Nidus Systems
i-Vocab Metafile Specification Proposal

The i-Vocab file hierarchy is an idiosyncratic vocabulary stream for authors over time which attempts to be a "fingerprint" of the author, both by individual author, workpiece, and date. First pass is to use common OCR engine and generate vocabulary file for author, article/book/thesis, noting date of creation. This generates i-Vocab base dict, which is not changed. Best guess is to use words which are at .001 level? So Maslow's base would contain words such as "isomorphic," "Weltanschauung," "aggridant," "eupsychia," etc.

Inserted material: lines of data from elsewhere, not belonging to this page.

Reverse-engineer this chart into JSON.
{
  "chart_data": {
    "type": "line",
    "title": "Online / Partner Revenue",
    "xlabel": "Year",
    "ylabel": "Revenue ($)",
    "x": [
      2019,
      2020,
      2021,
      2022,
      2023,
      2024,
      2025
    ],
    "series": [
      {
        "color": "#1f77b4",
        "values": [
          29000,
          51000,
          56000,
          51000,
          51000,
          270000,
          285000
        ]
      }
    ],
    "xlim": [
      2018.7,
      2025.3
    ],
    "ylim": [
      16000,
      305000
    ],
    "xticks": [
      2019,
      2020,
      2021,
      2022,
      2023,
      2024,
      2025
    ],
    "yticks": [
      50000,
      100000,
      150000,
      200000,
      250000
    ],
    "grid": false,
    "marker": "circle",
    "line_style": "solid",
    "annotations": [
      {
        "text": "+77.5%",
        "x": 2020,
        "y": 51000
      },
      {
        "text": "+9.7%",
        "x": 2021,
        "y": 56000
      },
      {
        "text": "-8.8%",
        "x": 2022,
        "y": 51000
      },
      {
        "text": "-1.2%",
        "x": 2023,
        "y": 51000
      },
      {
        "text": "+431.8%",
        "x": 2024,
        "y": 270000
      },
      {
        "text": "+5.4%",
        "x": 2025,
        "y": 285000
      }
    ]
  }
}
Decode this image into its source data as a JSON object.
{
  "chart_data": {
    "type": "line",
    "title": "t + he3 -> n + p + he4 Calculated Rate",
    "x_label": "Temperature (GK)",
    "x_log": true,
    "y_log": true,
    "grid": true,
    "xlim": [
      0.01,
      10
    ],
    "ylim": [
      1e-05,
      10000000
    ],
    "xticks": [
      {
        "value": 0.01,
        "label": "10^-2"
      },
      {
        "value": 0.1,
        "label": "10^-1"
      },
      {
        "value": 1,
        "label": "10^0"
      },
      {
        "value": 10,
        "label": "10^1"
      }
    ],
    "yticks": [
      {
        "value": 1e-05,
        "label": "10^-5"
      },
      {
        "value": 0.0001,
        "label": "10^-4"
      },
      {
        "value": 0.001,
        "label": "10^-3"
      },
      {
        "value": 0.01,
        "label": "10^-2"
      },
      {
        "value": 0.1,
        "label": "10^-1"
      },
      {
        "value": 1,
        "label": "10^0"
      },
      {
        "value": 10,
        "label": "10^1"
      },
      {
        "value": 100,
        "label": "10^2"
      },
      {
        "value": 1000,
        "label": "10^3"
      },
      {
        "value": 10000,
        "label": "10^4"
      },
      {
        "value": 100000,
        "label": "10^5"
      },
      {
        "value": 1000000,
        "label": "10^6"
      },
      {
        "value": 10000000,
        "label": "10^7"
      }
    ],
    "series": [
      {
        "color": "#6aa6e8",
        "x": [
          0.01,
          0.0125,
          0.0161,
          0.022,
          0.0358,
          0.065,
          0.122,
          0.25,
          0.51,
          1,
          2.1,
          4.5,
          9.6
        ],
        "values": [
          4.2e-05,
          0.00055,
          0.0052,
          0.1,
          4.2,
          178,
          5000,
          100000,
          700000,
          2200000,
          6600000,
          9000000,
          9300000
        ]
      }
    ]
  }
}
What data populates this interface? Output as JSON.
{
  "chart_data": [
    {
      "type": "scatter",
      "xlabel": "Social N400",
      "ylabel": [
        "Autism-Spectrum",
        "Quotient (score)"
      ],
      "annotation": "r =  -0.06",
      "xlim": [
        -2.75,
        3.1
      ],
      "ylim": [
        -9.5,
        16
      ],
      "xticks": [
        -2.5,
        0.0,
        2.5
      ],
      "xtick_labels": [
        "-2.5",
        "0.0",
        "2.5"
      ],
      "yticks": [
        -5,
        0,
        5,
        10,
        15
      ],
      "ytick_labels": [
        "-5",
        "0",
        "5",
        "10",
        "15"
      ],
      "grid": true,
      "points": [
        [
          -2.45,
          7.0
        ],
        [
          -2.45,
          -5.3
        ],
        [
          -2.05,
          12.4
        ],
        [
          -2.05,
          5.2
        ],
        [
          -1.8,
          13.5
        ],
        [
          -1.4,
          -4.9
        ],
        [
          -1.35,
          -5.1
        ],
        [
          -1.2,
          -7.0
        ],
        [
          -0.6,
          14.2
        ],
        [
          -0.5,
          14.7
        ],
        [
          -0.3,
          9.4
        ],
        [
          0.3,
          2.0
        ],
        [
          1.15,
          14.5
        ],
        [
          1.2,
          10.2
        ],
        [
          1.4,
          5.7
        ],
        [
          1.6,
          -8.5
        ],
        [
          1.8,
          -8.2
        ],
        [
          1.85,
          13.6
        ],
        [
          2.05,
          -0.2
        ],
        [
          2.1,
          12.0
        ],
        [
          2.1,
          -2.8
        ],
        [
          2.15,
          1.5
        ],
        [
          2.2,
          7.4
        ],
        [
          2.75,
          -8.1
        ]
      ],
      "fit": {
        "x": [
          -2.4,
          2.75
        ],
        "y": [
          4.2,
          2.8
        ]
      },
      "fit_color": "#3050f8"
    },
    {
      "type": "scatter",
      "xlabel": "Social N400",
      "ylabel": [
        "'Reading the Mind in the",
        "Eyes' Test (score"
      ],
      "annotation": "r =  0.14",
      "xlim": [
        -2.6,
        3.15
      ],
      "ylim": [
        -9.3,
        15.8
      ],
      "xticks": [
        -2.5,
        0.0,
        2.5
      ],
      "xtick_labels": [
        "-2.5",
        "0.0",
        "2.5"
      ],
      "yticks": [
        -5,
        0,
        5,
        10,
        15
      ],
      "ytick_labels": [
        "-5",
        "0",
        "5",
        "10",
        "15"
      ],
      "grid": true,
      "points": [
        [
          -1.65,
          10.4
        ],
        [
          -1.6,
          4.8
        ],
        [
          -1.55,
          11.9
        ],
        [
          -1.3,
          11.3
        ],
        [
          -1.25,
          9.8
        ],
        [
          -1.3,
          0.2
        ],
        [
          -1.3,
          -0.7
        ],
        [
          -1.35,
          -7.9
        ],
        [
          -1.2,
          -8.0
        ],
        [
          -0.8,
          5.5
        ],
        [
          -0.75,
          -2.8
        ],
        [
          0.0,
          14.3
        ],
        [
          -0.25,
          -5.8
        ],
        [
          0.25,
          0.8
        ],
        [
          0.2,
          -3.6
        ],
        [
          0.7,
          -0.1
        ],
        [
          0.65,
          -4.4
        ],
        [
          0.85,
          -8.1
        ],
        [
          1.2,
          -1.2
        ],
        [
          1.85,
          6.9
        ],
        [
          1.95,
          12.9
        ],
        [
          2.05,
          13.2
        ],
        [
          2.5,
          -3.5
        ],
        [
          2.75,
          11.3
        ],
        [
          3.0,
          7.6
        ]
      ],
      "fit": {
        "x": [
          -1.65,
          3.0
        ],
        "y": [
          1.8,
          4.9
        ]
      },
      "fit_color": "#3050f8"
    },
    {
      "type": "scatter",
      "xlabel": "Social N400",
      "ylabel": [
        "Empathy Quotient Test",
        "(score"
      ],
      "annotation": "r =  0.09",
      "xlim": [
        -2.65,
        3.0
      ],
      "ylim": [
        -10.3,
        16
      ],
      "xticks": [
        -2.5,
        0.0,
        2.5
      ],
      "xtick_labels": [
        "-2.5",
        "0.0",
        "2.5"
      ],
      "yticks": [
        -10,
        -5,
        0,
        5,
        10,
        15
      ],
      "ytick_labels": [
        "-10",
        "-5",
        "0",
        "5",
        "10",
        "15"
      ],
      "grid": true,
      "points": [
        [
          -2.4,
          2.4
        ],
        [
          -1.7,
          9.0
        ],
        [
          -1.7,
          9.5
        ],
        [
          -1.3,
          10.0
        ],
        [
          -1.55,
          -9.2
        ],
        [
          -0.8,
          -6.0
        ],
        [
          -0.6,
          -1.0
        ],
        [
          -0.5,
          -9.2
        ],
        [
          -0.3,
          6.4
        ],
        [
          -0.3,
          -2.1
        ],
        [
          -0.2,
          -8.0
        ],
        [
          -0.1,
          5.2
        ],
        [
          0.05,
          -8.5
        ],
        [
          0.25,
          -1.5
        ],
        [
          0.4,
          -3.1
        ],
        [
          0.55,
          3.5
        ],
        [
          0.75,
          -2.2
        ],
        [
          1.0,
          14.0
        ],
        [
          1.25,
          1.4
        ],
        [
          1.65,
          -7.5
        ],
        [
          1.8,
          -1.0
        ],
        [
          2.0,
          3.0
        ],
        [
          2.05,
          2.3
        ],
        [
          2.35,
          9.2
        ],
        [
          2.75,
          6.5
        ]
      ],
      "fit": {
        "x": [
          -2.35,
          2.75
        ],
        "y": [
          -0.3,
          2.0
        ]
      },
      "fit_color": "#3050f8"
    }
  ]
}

YYYYMMDD.iv0 (zero) is base file (proposed) and successive gathers are YYYYMMDD.ivo (letter 'o'). The .ivo files can be gathered by month, year and day for ease of historical processing. Dated files with no content are deleted before writing the monthly and yearly files, and monthly files without content are also deleted. Native UNIX utilities are used to build repository structure. Key to making it work is consistent upkeep and discrete stacks by not only author but author-and-written-text. This way, new words like "orthomentor," "eularchy," and "Inodalyn" can be used to map sociograms over time, etc.

The base idiosyncratic vocabulary metafile is used for B-analysis, Factor Analytic analysis, and Petri-style addition to growing tips, as well as linking to it's own unique protocol. The protocol allows for realtime, Internet-wide plug-in functionality. The author's iVocab Metafile can be attached to a process and vi sockets, etc.

The i-Vocab base file produces a planar map of uniqueness and frequency, etc., and can be used as a blueprint for the author. This could predict future joinings to other authors and could provide for realtime analysis and display of linguistic tropisms as they develop.

Will post i-Vocab metafile for Abraham Maslow's paper "Theory Z", his "Eupsychian Management" book, and the master index at the University of Akron as time permits. As words are added by scanning future works, they will contribute to the base file backchaining.

There will need to be a root dictionary, but idiosyncratic vocabularies can be caught and sampled now. The root dictionary is mostly obvious.

You are not expected to understand this.